Ausgewählter Beitrag
Als ich gestern unsere Mädel von ihren Großeltern abholte, klingelte es dort an der Tür.
Es wurde geöffnet und ich hörte:
"Hören Sie mal, Sie sind heute schon der Vierte. Ich kann wirklich nicht jedem etwas geben. Das führt zu weit!"
Neugierig sah ich aus dem Fenster, sah einen furchtbar heruntergekommenen Mann. An seiner Seite ein kleines Mädchen, kaum gegen die Kälte geschützt, vielleicht acht oder neun Jahre alt.
Das aufgedunsene Gesicht des Mannes sah elend aus, in seiner Hand eine Weinflasche.
Das Mädchen starrte verloren auf den Boden.
Während ich noch aus dem Fenster schaute, sichtlich erschüttert, sprudelte es neben mir:
"Das ist schon der Vierte. Den ersten beiden haben wir etwas gegeben, aber wenn jetzt alle paar Minuten wer klingelt. Wo soll das hinführen?"
Ja, dachte ich, wo führt das hin?
Wo führt es Vater und Tochter hin?
Was kann man tun, um zu helfen, ohne in Uferlosigkeit zu versinken.
Mich hat das erschüttert. Wie muss es einem Menschen gehen, der wahllos an Haustüren anklingelt, andere Menschen um Hilfe bittet, abgewiesen wird?
Wie behält man seine Würde? Wie erträgt man das?
Natürlich kann man nicht jedem etwas geben, nicht allen Menschen helfen.

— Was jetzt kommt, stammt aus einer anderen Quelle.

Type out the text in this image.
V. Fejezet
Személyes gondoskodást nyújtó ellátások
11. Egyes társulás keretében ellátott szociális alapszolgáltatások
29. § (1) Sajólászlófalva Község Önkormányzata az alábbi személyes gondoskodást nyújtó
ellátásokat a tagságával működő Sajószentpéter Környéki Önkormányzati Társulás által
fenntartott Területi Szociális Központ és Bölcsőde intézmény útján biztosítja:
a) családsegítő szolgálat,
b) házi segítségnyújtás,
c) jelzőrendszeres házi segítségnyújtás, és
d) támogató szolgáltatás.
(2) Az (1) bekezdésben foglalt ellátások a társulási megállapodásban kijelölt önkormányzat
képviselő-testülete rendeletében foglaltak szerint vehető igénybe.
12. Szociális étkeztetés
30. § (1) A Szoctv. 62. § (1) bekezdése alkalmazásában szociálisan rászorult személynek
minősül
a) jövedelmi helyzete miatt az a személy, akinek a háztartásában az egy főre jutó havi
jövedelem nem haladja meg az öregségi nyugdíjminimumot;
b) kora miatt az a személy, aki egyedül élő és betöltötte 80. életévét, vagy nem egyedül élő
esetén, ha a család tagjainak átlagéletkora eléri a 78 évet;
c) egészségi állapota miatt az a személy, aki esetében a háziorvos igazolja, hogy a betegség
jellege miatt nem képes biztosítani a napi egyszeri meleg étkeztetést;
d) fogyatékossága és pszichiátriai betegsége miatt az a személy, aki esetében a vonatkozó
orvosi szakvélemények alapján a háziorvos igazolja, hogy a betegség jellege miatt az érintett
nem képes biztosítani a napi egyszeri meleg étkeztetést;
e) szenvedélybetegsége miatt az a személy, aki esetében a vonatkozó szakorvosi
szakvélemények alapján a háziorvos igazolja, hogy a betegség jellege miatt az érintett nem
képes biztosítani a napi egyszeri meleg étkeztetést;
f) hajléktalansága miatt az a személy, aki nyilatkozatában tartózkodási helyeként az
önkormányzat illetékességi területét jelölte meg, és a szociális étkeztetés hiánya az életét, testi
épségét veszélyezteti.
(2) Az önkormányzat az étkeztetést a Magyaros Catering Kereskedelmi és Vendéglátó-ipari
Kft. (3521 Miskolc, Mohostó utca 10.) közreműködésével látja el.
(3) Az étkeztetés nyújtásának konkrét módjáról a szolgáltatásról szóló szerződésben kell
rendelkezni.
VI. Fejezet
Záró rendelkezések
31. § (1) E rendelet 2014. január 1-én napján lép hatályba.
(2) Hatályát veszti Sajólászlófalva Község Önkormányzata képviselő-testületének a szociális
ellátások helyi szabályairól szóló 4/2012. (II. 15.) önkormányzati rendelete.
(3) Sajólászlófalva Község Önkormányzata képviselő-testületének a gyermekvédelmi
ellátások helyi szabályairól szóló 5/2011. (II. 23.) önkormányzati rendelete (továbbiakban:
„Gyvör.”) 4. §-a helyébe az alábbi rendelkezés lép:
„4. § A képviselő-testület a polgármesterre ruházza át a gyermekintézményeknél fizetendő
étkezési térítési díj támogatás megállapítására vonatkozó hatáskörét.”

Natürlich verstehe ich, dass es lästig wird, klingeln vier Menschen nacheinander an......
Wie weit ist es gekommen, dass Menschen sich so erniedrigen müssen?
Und wohin soll es führen?
Das ist die Frage, die bleibt.
Und große Hilflosigkeit. Das Gefühl, sich schämen zu müssen ob der eigenen warmen Wohnung, dem Gutgehen.
Das Bild dieses Kindes, das verloren den Boden anstarrt lässt mich nicht los.
Ich frage mich, warum ich die beiden nicht herein gebeten habe. Auf einen warmen Kakao, eine kleine Mahlzeit?
Weil es zu weit führt?
Weil wir nicht wissen wohin das führt?
Aus Angst?
Feigheit?
Ein klitzekleines Augenblickserlebnis. Es lässt mich nicht los. Es holt mich ein. Erschüttert und stellt infrage.
Mich und das, was um mich herum geschieht.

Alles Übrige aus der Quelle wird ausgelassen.